Advantageous Effects of the Invention As described above, the present invention is a device in which the internal electrode layer is formed of a palladium metal layer and a ceramic layer is formed by a porcelain composition containing a small amount of PdO, which has been conventionally extremely difficult. To prevent the occurrence of delamination, which is the biggest issue in the multi-layering of multilayer ceramic capacitors, and as a result, in particular, to realize a small and large capacitance desired for multilayer ceramic capacitors. Can be.

Also, since the ceramic layer itself was formed from a porcelain composition containing a small amount of PdO, the structure was simpler than that with another anti-peeling body between this ceramic layer and the internal electrode layer. The distance between the electrodes is reduced, and the capacitance can be increased accordingly.

[Brief description of the drawings]

FIG. 1 is a cross-sectional view of a multilayer ceramic capacitor illustrating an embodiment of the present invention, FIG. 2 is a view showing various delamination modes which are problems to be solved by the present invention,
FIG. 3 is a view showing the relationship between the added content of PdO and the breakdown voltage for explaining the present invention. 1 ... ceramic layer, 2 ... internal electrode layer.

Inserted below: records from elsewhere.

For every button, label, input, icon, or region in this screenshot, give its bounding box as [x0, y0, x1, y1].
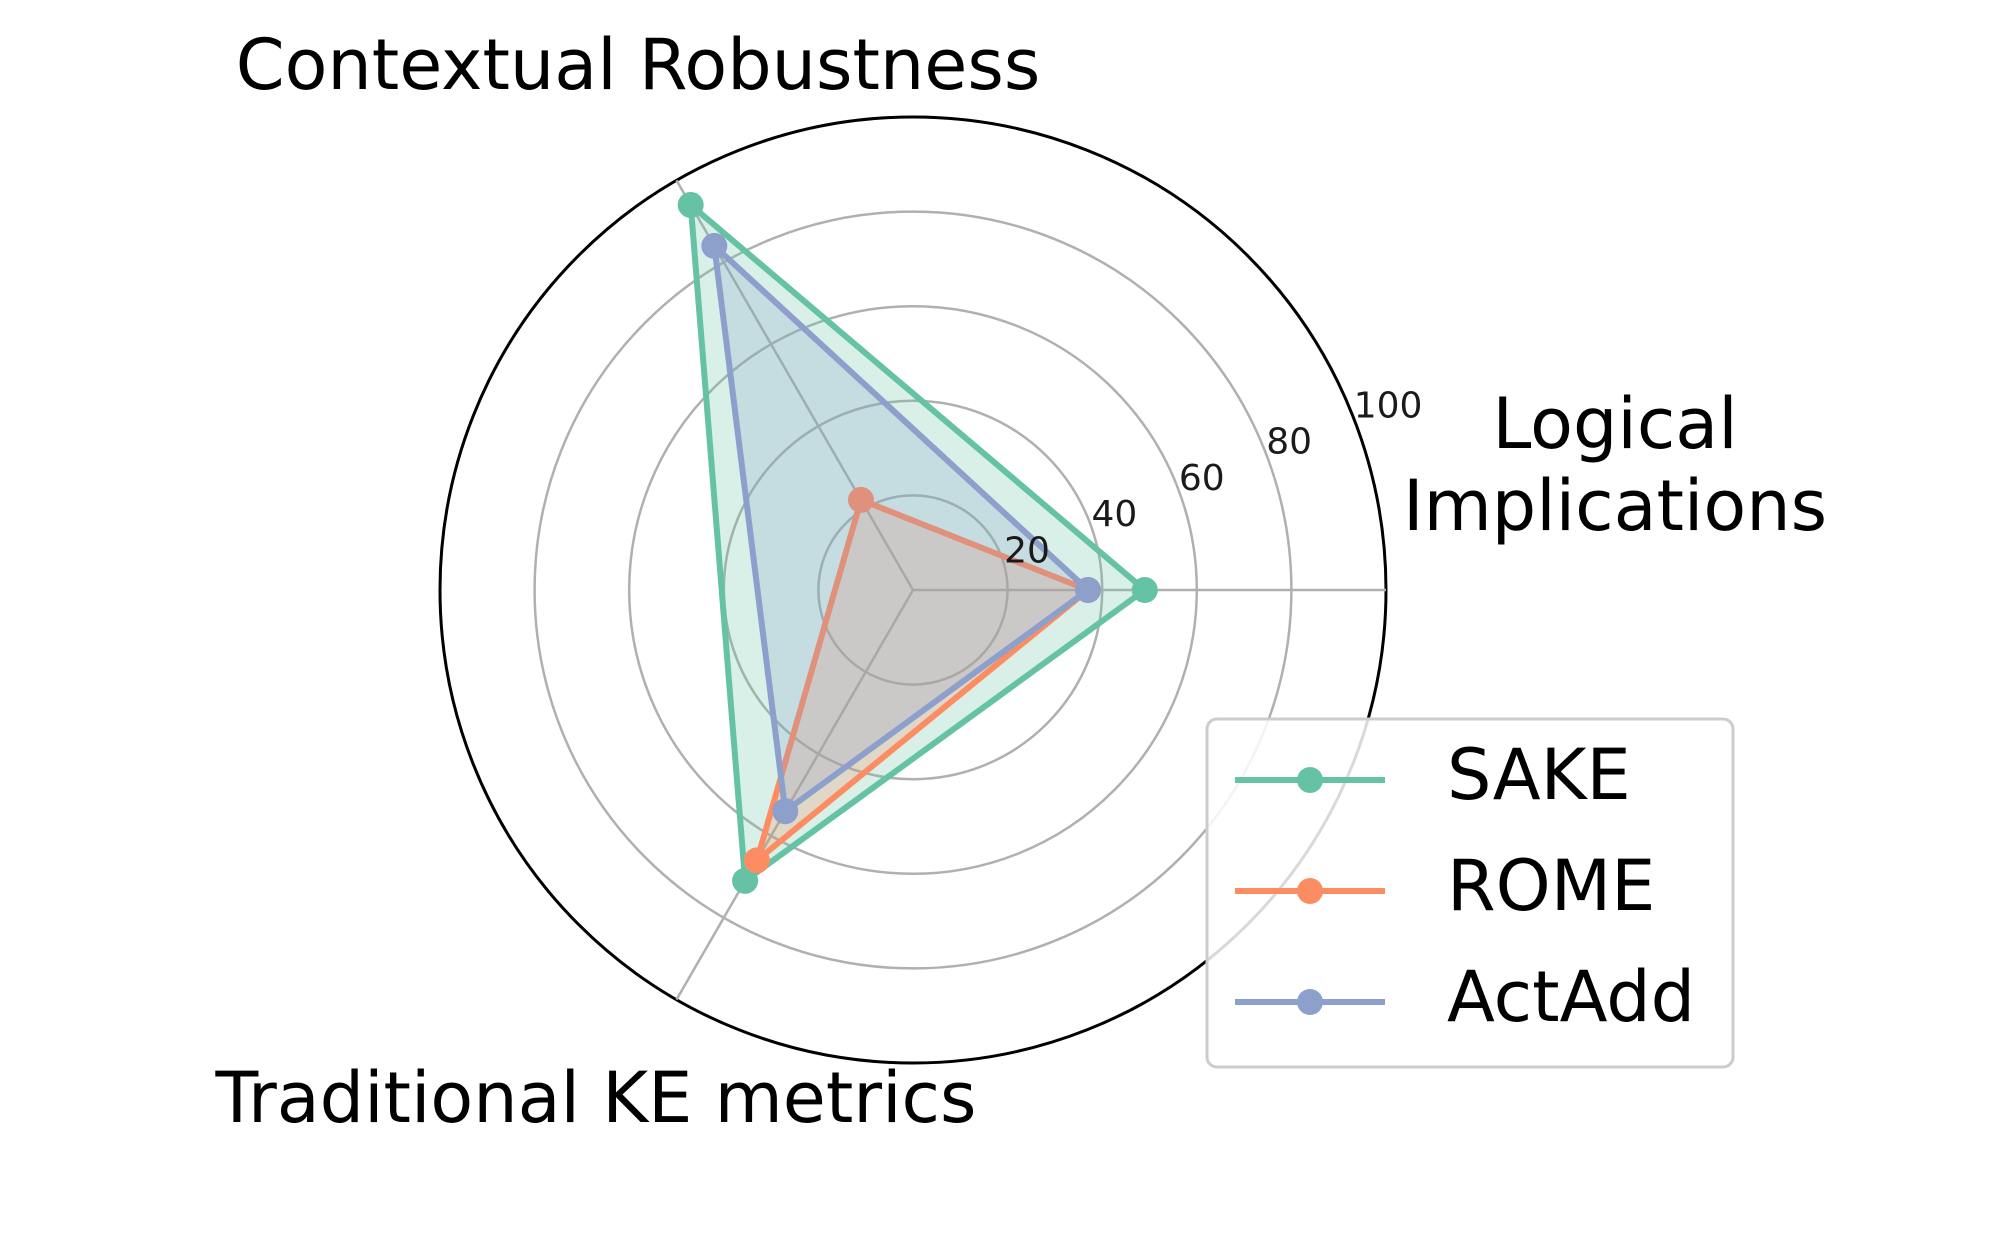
- radial-tick-label: 20: [1004, 530, 1050, 571]
- series-line: [711, 242, 1091, 815]
- legend-marker: [1297, 878, 1323, 904]
- legend-entry-sake: SAKE: [1235, 734, 1631, 816]
- legend-label: ActAdd: [1447, 956, 1695, 1038]
- series-line: [687, 201, 1148, 884]
- legend-marker: [1297, 989, 1323, 1015]
- series-area: [690, 204, 1145, 881]
- legend-entry-actadd: ActAdd: [1235, 956, 1695, 1038]
- radial-tick-label: 60: [1179, 458, 1225, 499]
- data-point: [701, 232, 728, 259]
- legend-label: SAKE: [1447, 734, 1631, 816]
- radial-tick-labels: 20 40 60 80 100: [1004, 385, 1422, 571]
- axis-label-1: Logical Implications: [1403, 383, 1827, 547]
- data-point: [1075, 577, 1102, 603]
- legend-label: ROME: [1447, 845, 1655, 927]
- axis-label-2: Contextual Robustness: [236, 24, 1041, 106]
- data-point: [743, 847, 770, 874]
- radial-tick-label: 100: [1354, 385, 1423, 426]
- radial-tick-label: 40: [1091, 494, 1137, 535]
- data-point: [1131, 577, 1158, 603]
- series-layer: [677, 191, 1158, 894]
- series-actadd: [701, 232, 1102, 825]
- legend-box: [1205, 717, 1735, 1069]
- data-point: [677, 191, 704, 218]
- legend-marker: [1297, 767, 1323, 793]
- legend: SAKE ROME ActAdd: [1205, 717, 1735, 1069]
- axis-labels: Logical Implications Contextual Robustness…: [215, 24, 1828, 1139]
- radial-tick-label: 80: [1266, 422, 1312, 463]
- data-point: [772, 798, 799, 825]
- legend-entry-rome: ROME: [1235, 845, 1655, 927]
- series-area: [714, 245, 1088, 812]
- axis-label-3: Traditional KE metrics: [215, 1057, 977, 1139]
- data-point: [732, 867, 759, 894]
- data-point: [847, 486, 874, 513]
- grid-spoke: [675, 589, 915, 1001]
- series-sake: [677, 191, 1158, 894]
- series-line: [753, 496, 1091, 864]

Continuation of front page (58) Field surveyed (Int. Cl. ⁶ , DB name) C04B 35/00-35/49 H01B 3/00-3/14

Claims (1)

(57) [Claims] 1. A multilayer ceramic capacitor in which ceramic layers and internal electrode layers are connected alternately, wherein said ceramic layer is made of one of barium titanate (BaTiO ₃ ) powder and titanium oxide (TiO ₂ ) powder. A multi-layer ceramic capacitor formed of a porcelain product containing a palladium component in the form of PdO and adding and containing 1.00 to 0.05 weight percent, and the internal electrode layer is formed of a palladium metal layer.